Eine der Kernaussagen dieser Untersuchung ist, dass sich Rehe an Menschen auf Wegen gewöhnt haben und nur mehr mit kurzen Fluchten reagieren. Aber wenn die Begegnungen abseits der Wege oder gar bei Nacht passieren (Mountainbiker fahren demnach vermehrt in der Nacht im Wald, was ein „No-go“ ist), bricht Panik aus.
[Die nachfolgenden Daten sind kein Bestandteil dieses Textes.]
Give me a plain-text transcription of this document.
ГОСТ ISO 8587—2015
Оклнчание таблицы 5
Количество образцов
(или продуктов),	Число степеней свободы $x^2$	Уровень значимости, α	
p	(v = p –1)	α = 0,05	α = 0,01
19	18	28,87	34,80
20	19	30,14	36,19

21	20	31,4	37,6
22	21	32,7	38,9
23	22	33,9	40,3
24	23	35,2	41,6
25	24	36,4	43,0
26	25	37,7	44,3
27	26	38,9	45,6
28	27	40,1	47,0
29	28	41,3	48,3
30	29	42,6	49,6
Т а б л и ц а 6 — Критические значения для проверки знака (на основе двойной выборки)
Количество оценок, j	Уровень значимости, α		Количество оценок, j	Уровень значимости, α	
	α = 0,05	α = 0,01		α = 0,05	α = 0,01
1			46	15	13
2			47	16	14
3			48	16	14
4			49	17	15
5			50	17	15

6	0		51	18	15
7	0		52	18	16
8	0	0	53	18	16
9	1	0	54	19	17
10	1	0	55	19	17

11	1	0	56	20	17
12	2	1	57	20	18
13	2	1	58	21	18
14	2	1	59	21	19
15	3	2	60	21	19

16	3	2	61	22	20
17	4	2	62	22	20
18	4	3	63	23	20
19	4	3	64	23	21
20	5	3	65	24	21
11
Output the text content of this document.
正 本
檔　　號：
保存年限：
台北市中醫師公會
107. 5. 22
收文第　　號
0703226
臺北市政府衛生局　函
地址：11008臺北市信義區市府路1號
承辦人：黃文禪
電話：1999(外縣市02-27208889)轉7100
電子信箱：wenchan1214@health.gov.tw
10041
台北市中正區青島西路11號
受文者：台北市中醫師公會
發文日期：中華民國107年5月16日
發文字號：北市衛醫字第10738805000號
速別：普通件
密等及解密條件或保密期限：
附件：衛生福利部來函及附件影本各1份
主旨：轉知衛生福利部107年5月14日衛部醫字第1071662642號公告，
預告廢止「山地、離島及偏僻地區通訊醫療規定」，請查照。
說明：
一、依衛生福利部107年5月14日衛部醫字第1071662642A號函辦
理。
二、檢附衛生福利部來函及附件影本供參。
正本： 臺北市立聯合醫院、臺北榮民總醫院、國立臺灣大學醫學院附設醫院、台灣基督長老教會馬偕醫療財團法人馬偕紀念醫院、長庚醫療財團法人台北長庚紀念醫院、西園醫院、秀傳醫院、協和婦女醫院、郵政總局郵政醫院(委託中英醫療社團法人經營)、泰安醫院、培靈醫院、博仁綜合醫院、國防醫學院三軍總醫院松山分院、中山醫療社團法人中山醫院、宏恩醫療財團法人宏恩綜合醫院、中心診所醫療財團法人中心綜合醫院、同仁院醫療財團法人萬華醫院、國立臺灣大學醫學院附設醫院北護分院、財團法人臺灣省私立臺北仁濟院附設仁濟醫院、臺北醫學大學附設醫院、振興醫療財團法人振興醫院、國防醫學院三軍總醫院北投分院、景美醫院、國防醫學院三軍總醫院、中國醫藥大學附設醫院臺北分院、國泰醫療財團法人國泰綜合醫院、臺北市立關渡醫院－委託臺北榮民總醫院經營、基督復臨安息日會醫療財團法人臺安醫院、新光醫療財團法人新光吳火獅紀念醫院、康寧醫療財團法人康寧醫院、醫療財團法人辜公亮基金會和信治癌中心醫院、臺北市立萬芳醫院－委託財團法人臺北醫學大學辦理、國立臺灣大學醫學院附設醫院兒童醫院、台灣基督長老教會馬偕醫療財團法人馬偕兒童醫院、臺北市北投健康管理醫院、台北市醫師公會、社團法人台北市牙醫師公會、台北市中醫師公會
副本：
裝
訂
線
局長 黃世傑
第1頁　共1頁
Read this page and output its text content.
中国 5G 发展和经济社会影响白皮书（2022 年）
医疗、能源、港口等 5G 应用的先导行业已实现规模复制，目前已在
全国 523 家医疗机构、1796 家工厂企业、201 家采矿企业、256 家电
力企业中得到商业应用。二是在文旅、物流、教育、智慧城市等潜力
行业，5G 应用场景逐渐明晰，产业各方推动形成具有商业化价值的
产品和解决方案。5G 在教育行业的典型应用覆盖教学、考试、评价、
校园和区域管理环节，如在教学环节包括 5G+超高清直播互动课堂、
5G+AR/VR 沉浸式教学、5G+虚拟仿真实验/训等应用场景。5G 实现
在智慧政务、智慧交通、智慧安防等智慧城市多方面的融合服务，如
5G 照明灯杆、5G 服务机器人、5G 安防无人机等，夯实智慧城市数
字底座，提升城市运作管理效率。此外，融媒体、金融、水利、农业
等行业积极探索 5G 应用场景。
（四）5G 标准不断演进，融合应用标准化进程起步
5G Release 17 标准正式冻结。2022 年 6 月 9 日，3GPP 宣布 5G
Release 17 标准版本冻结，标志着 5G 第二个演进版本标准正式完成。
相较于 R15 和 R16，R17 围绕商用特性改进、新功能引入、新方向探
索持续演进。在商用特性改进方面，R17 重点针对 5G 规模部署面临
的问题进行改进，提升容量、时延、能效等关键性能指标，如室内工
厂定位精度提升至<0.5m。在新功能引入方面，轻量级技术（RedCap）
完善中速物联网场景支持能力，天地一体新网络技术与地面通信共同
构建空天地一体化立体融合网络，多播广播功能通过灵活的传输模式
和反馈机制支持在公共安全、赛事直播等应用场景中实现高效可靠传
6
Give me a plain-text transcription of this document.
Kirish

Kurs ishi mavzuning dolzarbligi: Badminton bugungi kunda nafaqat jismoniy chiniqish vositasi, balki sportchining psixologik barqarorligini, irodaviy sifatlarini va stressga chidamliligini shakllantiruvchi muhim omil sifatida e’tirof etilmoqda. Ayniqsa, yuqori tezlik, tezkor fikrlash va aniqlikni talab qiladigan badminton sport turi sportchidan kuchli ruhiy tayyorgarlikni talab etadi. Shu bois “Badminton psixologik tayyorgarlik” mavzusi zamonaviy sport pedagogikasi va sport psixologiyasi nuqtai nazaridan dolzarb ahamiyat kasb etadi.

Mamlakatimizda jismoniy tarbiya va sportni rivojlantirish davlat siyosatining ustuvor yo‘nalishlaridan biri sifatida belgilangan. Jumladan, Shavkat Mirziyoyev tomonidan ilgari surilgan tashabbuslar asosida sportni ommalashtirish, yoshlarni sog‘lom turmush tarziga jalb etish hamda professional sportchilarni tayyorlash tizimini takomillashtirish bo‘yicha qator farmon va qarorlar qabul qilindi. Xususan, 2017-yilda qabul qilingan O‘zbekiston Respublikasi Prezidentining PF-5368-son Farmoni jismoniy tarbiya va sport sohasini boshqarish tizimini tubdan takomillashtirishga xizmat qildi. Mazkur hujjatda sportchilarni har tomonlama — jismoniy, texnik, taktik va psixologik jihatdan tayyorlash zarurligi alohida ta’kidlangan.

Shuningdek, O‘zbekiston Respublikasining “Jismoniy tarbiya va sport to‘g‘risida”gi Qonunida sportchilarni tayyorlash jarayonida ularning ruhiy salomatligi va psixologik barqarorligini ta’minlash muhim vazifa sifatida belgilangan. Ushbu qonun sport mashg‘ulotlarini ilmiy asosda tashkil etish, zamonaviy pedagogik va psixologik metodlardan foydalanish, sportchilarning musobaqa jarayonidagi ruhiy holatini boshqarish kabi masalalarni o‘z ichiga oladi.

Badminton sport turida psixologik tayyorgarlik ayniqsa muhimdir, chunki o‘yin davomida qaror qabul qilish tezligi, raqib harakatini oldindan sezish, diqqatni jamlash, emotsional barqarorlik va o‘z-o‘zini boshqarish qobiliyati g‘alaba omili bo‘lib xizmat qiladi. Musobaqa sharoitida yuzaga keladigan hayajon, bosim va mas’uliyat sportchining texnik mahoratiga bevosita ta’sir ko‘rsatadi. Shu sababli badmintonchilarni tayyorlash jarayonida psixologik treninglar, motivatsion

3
Und wir müssen dafür sorgen, dass es in diesen Zonen ein natürliches Gleichgewicht gibt. Von Pflanzen und von Tieren. Die Pflanzen richten sich das selbst, aber was passiert, wenn beispielsweise Rotwild sich selbst überlassen wird, haben wir schon vor Jahren im Yellowstone-Nationalpark in den USA gesehen. Dort wurden die Wölfe, natürliche Feinde der Hirsche, abgeschossen – als Resultat hat sich das Rotwild derart vermehrt, dass es praktisch den gesamten Park leergefressen hat. Die Amerikaner haben dann aus Kanada gleich drei Wolfsrudel nur für den Yellowstone (immerhin der älteste Nationalpark der Welt) eingeflogen und angesiedelt, in der Folge hat sich die natürliche Balance wieder eingestellt.

Man muss aber auch die Menschen hören und verstehen, die in sehr ländlichen Gebieten und in waldreichen Gegenden leben. Genauso wie man die Züchter und Almbauern hören und verstehen muss.

Hirsche
Die Gemeinschaft von Rotwild und natürlichen Jägern ist so alt wie die Geschichte der Menschheit – und schließt sich auch nicht aus. Ein Problem wird es, wenn die Beute aus Nutztieren besteht. Foto: mixedreality - stock.adobe.com

Kein Wunder, dass die Zustimmung zum Wolf in den Städten und urbanen Gebieten so hoch ist. Die leben nicht mit den (vermeintlichen) Gefahren durch den Wolf. Schafzüchter und Almbauern, die Angst um ihr Vieh haben, würden Wölfe vermutlich lieber abschießen, als einen Modus Vivendi zu finden. In der Schweiz gibt es seit fast 20 Jahren wieder Wölfe, der Streit dort ist genauso erbittert wie bei uns. Aber die Schweizer können Zahlen vorlegen. Rund 200.000 Schafe (von insgesamt 350.000) gehen in der Schweiz auf die „Sömmerung“ (Weidenutzung auf der Alm). Die jährlichen Verluste belaufen sich auf rund 4700 Stück, wovon rund 500 auf das Konto von Wolf, Bär und Luchs gehen. Der Rest stürzt ab oder wird vom Blitz erschlagen.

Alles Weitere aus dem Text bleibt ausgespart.